He knew this. He’d been trained.
He’d had so many teachers, he’d forgotten half their names. His father himself taught him. He’d learned from Oracles, experts, praecuri, scholars, chimaeric illusionists employed by the Royal Family, the Tsars of Russia, the Emperor of Japan.
He knew this. He knew it.
More than that, he was good at it. He cared about it enough to be good. He studied it on his own, began studying it even before his father demanded he learn it. He hid books in his room, found things in the library he hadn’t been given. He cared. He cared about it. He knew, somehow, he would never stop needing it to survive. But everything was going dark.
Out of that darkness, he heard thethwackof the cane.
Dripping. Dripping on the stone…
Fuck. What was happening to him?
The muttered scolding and screaming and reminders all became nonsense in his head. None of it stopped the pain in his chest, the burning from within, the certainty that he was dying, and worse, that he’s the reason others were dead. Saying the words over and over under his breath didn’t actually fix anything, or make the chimaeras return, the happy illusions that allowed him to cope with the pain. Saying the words “chimaera” and “shield” and “control” didn’t actually produce any of those effects.
Still, the effort distracted him.
It was something to focus on, to keep his mind off of––
The cane, coming down, harder, in rage, over and over…
No. Not that. Not that.
Pain ripped through him, magical that time, another moment of writhing in his own blood and saliva, his head smacking against the black stone.
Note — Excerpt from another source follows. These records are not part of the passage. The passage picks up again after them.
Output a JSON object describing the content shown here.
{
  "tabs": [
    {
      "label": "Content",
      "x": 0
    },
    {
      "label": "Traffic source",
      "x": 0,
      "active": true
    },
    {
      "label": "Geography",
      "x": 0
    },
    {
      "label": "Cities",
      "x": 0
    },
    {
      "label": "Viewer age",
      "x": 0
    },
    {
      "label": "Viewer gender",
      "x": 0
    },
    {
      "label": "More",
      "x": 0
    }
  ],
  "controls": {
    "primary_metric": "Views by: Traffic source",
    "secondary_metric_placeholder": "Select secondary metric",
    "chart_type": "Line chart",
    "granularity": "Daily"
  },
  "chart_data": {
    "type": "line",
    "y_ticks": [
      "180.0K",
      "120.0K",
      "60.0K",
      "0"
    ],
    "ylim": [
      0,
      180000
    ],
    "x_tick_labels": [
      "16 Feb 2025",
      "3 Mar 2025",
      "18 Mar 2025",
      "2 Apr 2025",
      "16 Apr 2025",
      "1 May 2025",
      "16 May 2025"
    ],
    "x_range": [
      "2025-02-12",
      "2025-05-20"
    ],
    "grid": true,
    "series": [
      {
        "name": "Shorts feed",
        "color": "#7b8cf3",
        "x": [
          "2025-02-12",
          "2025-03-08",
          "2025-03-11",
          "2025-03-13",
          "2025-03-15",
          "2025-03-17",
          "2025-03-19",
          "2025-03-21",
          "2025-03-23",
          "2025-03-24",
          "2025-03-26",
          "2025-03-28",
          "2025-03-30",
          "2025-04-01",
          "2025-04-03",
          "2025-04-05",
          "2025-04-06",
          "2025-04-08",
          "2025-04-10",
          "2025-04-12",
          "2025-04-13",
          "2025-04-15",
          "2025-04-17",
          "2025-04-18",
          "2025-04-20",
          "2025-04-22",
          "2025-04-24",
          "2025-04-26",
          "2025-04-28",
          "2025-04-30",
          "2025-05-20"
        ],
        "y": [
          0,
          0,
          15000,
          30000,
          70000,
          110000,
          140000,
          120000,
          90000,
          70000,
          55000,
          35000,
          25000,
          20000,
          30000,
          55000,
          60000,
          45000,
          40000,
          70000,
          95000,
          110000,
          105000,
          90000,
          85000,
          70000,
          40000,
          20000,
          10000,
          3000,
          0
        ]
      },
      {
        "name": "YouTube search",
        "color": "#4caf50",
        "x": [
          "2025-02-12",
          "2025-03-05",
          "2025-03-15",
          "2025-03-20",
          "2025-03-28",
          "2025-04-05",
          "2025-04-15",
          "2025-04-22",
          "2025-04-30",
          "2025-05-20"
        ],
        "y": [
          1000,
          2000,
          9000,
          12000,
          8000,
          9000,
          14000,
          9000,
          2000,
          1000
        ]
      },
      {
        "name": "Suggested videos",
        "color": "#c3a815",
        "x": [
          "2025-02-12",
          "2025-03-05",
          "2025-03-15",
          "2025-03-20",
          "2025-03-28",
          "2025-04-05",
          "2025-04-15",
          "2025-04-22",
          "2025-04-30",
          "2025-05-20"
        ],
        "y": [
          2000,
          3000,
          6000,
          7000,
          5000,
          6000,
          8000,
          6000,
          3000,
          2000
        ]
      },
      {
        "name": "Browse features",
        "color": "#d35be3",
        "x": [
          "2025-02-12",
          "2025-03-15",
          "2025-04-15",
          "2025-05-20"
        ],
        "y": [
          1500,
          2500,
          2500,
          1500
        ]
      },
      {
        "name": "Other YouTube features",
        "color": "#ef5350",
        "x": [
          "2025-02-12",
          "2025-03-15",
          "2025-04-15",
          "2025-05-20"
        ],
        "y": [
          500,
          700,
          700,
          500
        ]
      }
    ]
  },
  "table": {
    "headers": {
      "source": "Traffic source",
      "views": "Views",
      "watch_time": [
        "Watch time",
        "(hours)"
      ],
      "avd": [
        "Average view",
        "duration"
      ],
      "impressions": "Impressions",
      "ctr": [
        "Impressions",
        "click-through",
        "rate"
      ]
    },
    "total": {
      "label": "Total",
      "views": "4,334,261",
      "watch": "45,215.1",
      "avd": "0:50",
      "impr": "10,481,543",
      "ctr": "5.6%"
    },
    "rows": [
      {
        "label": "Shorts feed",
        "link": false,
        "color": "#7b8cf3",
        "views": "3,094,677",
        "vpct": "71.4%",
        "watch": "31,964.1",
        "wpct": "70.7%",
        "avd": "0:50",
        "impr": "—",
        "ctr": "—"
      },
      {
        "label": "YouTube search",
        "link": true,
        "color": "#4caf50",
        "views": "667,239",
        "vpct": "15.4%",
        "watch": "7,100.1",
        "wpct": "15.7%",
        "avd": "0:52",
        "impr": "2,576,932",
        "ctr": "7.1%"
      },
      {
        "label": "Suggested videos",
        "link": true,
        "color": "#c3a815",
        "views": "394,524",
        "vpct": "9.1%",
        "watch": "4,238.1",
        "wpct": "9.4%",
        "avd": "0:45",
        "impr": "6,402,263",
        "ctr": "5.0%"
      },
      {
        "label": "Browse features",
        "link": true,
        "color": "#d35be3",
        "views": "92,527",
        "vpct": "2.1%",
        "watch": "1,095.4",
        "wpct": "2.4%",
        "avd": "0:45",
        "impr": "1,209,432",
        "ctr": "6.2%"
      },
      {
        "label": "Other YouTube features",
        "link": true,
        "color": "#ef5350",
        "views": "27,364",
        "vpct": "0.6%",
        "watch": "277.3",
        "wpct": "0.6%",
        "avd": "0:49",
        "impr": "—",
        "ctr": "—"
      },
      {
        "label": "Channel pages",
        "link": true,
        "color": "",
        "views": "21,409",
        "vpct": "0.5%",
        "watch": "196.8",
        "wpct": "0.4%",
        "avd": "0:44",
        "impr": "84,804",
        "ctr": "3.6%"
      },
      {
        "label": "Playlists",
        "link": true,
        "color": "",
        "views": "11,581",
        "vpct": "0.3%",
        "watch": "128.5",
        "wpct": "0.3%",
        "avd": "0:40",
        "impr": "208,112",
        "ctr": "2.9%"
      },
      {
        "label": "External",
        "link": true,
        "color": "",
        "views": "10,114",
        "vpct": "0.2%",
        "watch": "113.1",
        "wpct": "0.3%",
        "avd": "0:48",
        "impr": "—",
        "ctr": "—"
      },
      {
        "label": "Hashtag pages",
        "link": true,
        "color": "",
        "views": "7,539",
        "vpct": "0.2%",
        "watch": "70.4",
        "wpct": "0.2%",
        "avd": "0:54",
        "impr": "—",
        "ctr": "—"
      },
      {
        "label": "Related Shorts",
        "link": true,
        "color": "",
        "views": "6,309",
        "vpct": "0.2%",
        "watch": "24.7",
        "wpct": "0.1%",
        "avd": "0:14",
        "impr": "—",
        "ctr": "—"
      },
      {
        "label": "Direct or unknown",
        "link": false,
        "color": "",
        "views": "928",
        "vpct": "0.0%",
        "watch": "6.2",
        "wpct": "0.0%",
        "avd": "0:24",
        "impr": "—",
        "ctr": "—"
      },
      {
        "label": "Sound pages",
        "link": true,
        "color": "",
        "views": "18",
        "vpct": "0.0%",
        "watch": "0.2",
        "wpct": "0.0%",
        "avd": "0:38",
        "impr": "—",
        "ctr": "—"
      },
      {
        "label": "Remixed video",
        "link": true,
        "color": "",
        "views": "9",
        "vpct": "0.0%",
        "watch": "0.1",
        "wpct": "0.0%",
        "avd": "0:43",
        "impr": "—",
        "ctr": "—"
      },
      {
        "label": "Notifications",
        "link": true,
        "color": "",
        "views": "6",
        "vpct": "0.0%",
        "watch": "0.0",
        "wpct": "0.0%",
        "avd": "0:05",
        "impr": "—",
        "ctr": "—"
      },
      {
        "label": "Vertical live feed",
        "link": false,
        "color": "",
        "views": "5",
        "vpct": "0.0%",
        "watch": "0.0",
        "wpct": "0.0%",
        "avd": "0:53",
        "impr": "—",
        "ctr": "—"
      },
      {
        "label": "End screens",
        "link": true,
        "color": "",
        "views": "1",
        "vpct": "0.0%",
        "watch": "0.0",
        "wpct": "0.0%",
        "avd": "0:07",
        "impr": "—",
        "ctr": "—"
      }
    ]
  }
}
At some point, he just cut out––
Everything disappeared.
He blacked out.
His mind stopped working, the lights flickered and went out, only to ripple back to life, going out and coming back on like the gutter of a candle’s flame. His mind returned faster than it should. He protested the whole being conscious thing, buthe couldn’t stop that, either. He found himself awake, freezing cold, wet. Did he piss himself? He probably did, but that didn’t explain the wetness of his hair, his face, or how gods-damned cold he was.
He felt outside his body still.
He could see everything again.
The pain remained, lingered, but he pushed himself away from it.
He watched as the next thing unfolded. His mind tracked every movement, every word, every breath from a great distance.
Give me your arm. Give it to me, whelp.
His body sprawled on the cold, wet stone, unable to move. His thoughts moved only sluggishly, distant from everything going on with his body, distant from that part of him watching from above. The thinking part of him turned clinical, cold as the stone.
Pretty sure my skull is cracked.
Pretty sure I’m dying.
He was surprisingly calm about those things. He was surprisingly all right with them, too. Death didn’t sound that bad, not in that quiet, cold place.
He can’t help anyone, anyway.
He can’t even help himself.
Despite that acceptance, when his father snatched at his wrist, he still fought him. He still struggled to wrench his arm away. He whimpered at the raised iron, the renewed threat, but he can’t hand over his arm. He can’t force himself to give it to his father willingly.
He would rather take the mark. He’d rather wear the obscene burn of the skull on his face, the brand that marked him his father’s slave, than this thing his father wanted.